Disharmoniously, Michael Tooma was also a partner at the firm (then named Deacons) in its OHS & employment practice when an allegation (and in our view a compelling one) was made by a person purporting to be an ex-Deacons employee that he was made made redundant two months before someone was hired to replace him. The alleged ex-Deacons employee stated:

I have since discovered from a current Deacons employee that within two months of my departure, a new IT Trainer was employed to directly replace me. I think it is abhorrent and perhaps even unlawful that firms are able to cut ‘unwanted’ staff using the spectre of a recession to avoid legal repercussions. Clearly even in these tough economic times my role was required. It is vitally important that others are made aware of Deaconsmodus operandi before they make the big mistake of signing an employment contract. [Name and Contact Details Withheld]

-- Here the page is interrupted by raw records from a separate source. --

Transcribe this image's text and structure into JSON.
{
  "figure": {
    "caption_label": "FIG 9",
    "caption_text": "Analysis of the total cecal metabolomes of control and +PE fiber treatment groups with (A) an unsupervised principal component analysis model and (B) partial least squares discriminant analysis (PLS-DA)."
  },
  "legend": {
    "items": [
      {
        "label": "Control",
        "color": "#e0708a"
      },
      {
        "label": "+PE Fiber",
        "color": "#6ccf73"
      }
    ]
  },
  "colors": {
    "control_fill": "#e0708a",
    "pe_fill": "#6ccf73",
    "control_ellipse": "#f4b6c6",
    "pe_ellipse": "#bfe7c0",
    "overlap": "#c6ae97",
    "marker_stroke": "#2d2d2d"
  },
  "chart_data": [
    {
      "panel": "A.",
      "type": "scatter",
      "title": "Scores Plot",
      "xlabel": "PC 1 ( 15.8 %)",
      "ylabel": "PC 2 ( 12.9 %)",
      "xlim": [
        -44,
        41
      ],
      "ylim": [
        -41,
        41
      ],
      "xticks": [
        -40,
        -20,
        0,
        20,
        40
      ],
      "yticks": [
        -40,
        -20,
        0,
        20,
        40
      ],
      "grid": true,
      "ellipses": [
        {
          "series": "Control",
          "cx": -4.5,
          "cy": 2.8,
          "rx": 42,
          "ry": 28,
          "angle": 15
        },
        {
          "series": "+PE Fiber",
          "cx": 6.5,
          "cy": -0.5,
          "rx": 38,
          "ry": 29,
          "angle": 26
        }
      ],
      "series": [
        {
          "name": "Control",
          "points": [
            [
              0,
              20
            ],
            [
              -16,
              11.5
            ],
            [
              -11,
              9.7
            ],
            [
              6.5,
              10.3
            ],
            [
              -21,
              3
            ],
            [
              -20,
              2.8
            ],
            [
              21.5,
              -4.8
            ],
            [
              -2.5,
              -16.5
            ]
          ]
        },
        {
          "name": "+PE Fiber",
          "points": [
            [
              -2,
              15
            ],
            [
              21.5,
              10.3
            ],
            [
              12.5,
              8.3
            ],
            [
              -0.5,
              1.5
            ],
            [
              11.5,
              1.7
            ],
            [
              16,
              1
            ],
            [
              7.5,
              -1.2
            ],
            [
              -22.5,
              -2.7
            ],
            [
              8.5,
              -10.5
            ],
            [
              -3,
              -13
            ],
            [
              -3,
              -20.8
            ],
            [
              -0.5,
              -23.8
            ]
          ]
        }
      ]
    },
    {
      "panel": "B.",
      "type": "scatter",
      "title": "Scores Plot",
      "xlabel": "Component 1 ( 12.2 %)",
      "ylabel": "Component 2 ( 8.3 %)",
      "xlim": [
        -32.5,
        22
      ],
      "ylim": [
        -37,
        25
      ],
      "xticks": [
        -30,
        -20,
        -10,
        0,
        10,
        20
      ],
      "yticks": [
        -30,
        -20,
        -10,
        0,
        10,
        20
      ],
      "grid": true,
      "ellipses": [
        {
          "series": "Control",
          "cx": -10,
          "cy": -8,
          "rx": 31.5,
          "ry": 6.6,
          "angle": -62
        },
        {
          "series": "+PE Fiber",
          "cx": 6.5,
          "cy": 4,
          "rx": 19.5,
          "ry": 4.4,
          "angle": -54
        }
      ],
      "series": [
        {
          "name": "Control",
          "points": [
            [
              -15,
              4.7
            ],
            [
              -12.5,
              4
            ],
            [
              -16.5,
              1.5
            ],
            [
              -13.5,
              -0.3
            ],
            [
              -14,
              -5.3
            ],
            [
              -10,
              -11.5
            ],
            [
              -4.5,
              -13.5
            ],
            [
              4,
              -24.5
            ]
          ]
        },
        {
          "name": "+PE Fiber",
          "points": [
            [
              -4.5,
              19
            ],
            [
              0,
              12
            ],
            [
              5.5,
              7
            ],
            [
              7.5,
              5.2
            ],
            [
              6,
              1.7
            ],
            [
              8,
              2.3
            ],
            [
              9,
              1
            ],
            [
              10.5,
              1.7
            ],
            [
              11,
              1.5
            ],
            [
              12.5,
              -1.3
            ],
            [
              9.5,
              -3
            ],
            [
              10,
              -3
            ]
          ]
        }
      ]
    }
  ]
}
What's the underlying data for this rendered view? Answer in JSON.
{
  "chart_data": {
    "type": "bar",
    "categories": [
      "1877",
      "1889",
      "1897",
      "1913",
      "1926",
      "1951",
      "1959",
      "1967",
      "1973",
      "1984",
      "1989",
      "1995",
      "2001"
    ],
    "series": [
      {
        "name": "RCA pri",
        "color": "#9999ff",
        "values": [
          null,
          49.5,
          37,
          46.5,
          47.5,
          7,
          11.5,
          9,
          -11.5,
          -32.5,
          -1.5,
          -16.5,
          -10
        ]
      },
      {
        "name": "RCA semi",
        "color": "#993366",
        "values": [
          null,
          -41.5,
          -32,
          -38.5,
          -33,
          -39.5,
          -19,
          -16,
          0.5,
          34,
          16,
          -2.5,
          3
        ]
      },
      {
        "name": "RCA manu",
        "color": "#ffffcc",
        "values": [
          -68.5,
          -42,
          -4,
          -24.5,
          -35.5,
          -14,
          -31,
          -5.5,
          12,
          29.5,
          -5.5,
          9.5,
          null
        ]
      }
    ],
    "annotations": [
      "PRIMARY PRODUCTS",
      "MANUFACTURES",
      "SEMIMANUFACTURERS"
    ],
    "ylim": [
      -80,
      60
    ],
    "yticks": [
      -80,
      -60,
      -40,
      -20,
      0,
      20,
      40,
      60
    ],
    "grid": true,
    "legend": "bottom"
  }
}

If the allegations of replacement is true (being a rumour we cannot confirm), we agree that it was probably unlawful for the individual to have been made redundant. Fairwork Australia advises that a redundancy is not genuine when, among other things:

the operational requirements of the business have not changed and the employer still needs the employee’s job to be done by someone.

Disharmonious indeed that an expert in OHS & employment law would miss this one!

But was the harmonica also in Tooma’s hand when he observed that “there are actually different legal obligations for providing adequate amenities” several months after a decision was made at his firm to force lawyers to place their faith in bathroom motion sensors and risk crapping in the dark? What about the loss of amenity that workers suffered when the decision was made to lock the stationary cupboard?